Agora se lembrando da cena. Ela possui um cheiro. Não. Não é a garota que possui um cheiro. É a cena. Ela faz com que ele se lembre de uma música de uma cantora de voz fina que ele nem gostava, mas que ao ouvir lembrava-se do dia. Lembrava da promessa. Lembrava do fingimento sincero. Ele sentia tudo voltar em seu peito. Mais e mais uma vez. Aquele cheiro forte de sentimento. De juventude. De passado.

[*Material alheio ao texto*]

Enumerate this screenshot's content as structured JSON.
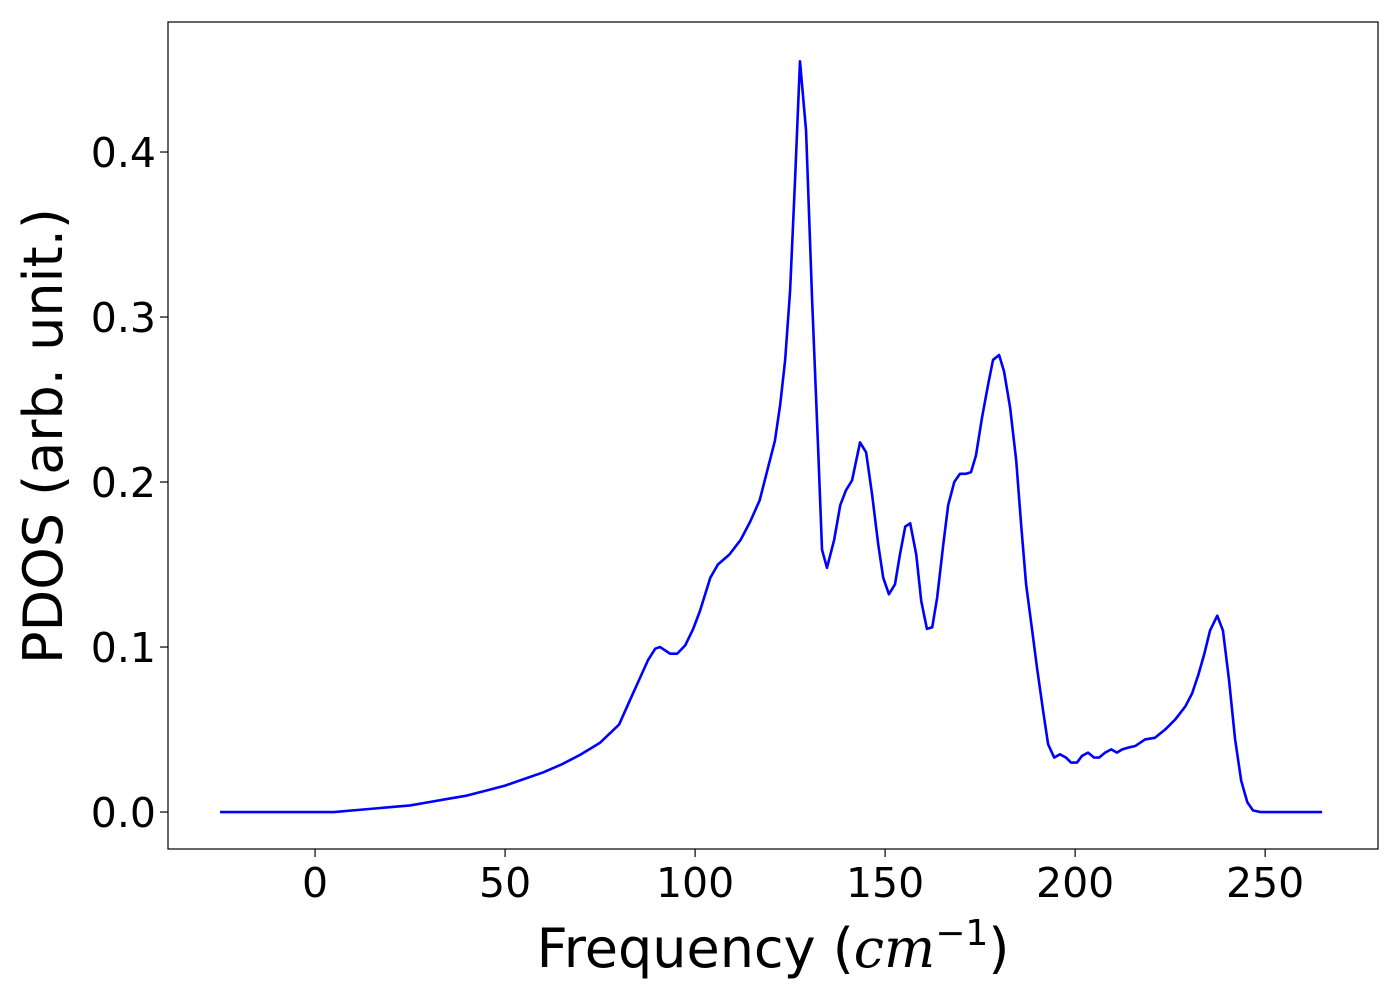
{
  "chart_data": {
    "type": "line",
    "xlabel": [
      "Frequency (",
      "cm",
      "−1",
      ")"
    ],
    "ylabel": "PDOS (arb. unit.)",
    "xlim": [
      -38.7,
      279.7
    ],
    "ylim": [
      -0.0224,
      0.4788
    ],
    "xticks": [
      0,
      50,
      100,
      150,
      200,
      250
    ],
    "yticks": [
      {
        "value": 0,
        "label": "0.0"
      },
      0.1,
      0.2,
      0.3,
      0.4
    ],
    "series": [
      {
        "color": "#0000ff",
        "x": [
          -25,
          0,
          5,
          10,
          15,
          20,
          25,
          30,
          35,
          40,
          45,
          50,
          55,
          60,
          65,
          70,
          75,
          80,
          82.9,
          87.6,
          89.5,
          90.8,
          93.4,
          95.3,
          97.4,
          99.5,
          101.3,
          104,
          106,
          109,
          112,
          114.5,
          117,
          119,
          121,
          122.4,
          123.7,
          125,
          126.3,
          127.6,
          129.2,
          130.8,
          132.4,
          133.4,
          134.7,
          136.6,
          138.2,
          139.7,
          141.3,
          143.4,
          145,
          146.6,
          148.2,
          149.5,
          151,
          152.6,
          153.9,
          155.3,
          156.6,
          158.2,
          159.5,
          161,
          162.4,
          163.7,
          165.3,
          166.6,
          168.2,
          169.7,
          171.3,
          172.6,
          173.9,
          175.5,
          177.1,
          178.4,
          180,
          181.3,
          182.9,
          184.5,
          185.8,
          187.1,
          188.7,
          190,
          191.6,
          192.9,
          194.5,
          196,
          197.6,
          198.9,
          200.5,
          201.8,
          203.4,
          205,
          206.3,
          207.9,
          209.5,
          211,
          212.4,
          213.9,
          215.8,
          218.4,
          221,
          223.7,
          226.3,
          229,
          230.8,
          232.4,
          233.9,
          235.5,
          237.4,
          238.9,
          240.5,
          242.1,
          243.7,
          245.3,
          246.8,
          248.7,
          265
        ],
        "values": [
          0,
          0,
          0,
          0.001,
          0.002,
          0.003,
          0.004,
          0.006,
          0.008,
          0.01,
          0.013,
          0.016,
          0.02,
          0.024,
          0.029,
          0.035,
          0.042,
          0.053,
          0.068,
          0.092,
          0.099,
          0.1,
          0.096,
          0.096,
          0.101,
          0.111,
          0.122,
          0.142,
          0.15,
          0.156,
          0.165,
          0.176,
          0.189,
          0.207,
          0.225,
          0.247,
          0.274,
          0.316,
          0.383,
          0.455,
          0.413,
          0.31,
          0.219,
          0.159,
          0.148,
          0.165,
          0.186,
          0.195,
          0.201,
          0.224,
          0.218,
          0.192,
          0.162,
          0.142,
          0.132,
          0.138,
          0.156,
          0.173,
          0.175,
          0.156,
          0.128,
          0.111,
          0.112,
          0.13,
          0.162,
          0.186,
          0.2,
          0.205,
          0.205,
          0.206,
          0.216,
          0.239,
          0.259,
          0.274,
          0.277,
          0.267,
          0.245,
          0.213,
          0.174,
          0.138,
          0.11,
          0.087,
          0.061,
          0.041,
          0.033,
          0.035,
          0.033,
          0.03,
          0.03,
          0.034,
          0.036,
          0.033,
          0.033,
          0.036,
          0.038,
          0.036,
          0.038,
          0.039,
          0.04,
          0.044,
          0.045,
          0.05,
          0.056,
          0.064,
          0.072,
          0.083,
          0.095,
          0.11,
          0.119,
          0.11,
          0.08,
          0.044,
          0.019,
          0.006,
          0.001,
          0,
          0
        ]
      }
    ]
  }
}
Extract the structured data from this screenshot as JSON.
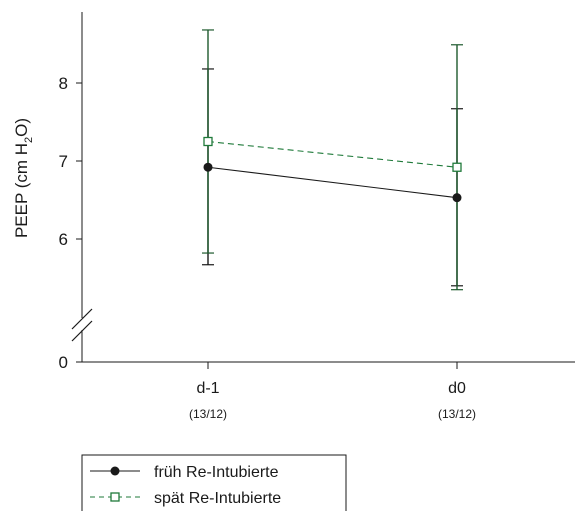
{
  "chart_data": {
    "type": "line",
    "categories": [
      "d-1",
      "d0"
    ],
    "category_sublabels": [
      "(13/12)",
      "(13/12)"
    ],
    "ylabel": {
      "prefix": "PEEP (cm H",
      "sub": "2",
      "suffix": "O)"
    },
    "yticks": [
      "6",
      "7",
      "8"
    ],
    "y_break_tick": "0",
    "ylim": [
      5.0,
      8.9
    ],
    "y_axis_break": true,
    "grid": false,
    "legend_position": "bottom-left",
    "series": [
      {
        "name": "früh Re-Intubierte",
        "marker": "filled-circle",
        "line_style": "solid",
        "color": "#1a1a1a",
        "errorbar_color": "#1a1a1a",
        "values": [
          6.92,
          6.53
        ],
        "error_low": [
          5.67,
          5.4
        ],
        "error_high": [
          8.18,
          7.67
        ]
      },
      {
        "name": "spät Re-Intubierte",
        "marker": "open-square",
        "line_style": "dashed",
        "color": "#1f7a3a",
        "errorbar_color": "#1e5a2e",
        "values": [
          7.25,
          6.92
        ],
        "error_low": [
          5.82,
          5.35
        ],
        "error_high": [
          8.68,
          8.49
        ]
      }
    ]
  }
}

Lembrou também que sentado na cama lembrando era puro desperdício de tempo. Deu-se conta que estava mais uma vez atrasado. Coisas que importam, coisas que importam. Pensava ele enquanto engolia a seco os pães do café, sem café. Dinheiro e dinheiro. Ele tinha ouvido ou inventado que um grande amigo de alguém que ele nunca chegou a conhecer realmente, mas limitava seus pensamentos como se fossem seus disse: sempre se trata de dinheiro. Esse amigo se afastara do outro. E ele ainda tentava entender o porquê e repetia entender por que saber ele bem sabia. Embora isso não lhe trouxesse o dinheiro que importava, ele pensou nisso durante todo o caminho. Ônibus lotado e coisas comuns. Dias comuns com seus flashes especiais. Um acidente que todos se levantam correndo para olhar. Ele permanece sentado. Existiram vários outros momentos únicos no decorrer do dia que lhe serão bem mais úteis.

Não estava muito certo de seu último pensamento.

Trabalho e mais trabalho. Preenche planilha. Liga para o responsável. Responde emails. Diz a alguém que não pode ser seu amigo. Diz a outro que precisa de mais café. Diz a outro que talvez prefira chá. Liga e cancela. O sono é forte demais para um único chá. Traga café. Telefone tocando. Chefe pedindo agilidade. Agilidade. Companheiro de trabalho gritando. Segue o dia com suas particularidades especiais. Está um dia maravilhoso. Ele percebe algo no intervalo de algumas ligações. Esse dia. Têm um cheiro. Aquele cheiro diferente do que ele sentiu anteriormente, logo pela manhã ao despertar.

Só de lembrar ele percebia que não era o cheiro de lembrar. Esquisito esse ser de diferente forma. Agora ele só queria emergir naquilo. E quão melhor era o cheiro daquele momento. Quando foi que ele não percebeu a mudança que acontecia?

Aquele odor...

Quão estranho era perceber que naquele momento que um cheiro era melhor que outro... Que o cheiro do trabalho não lhe agradava tanto quanto o de antes.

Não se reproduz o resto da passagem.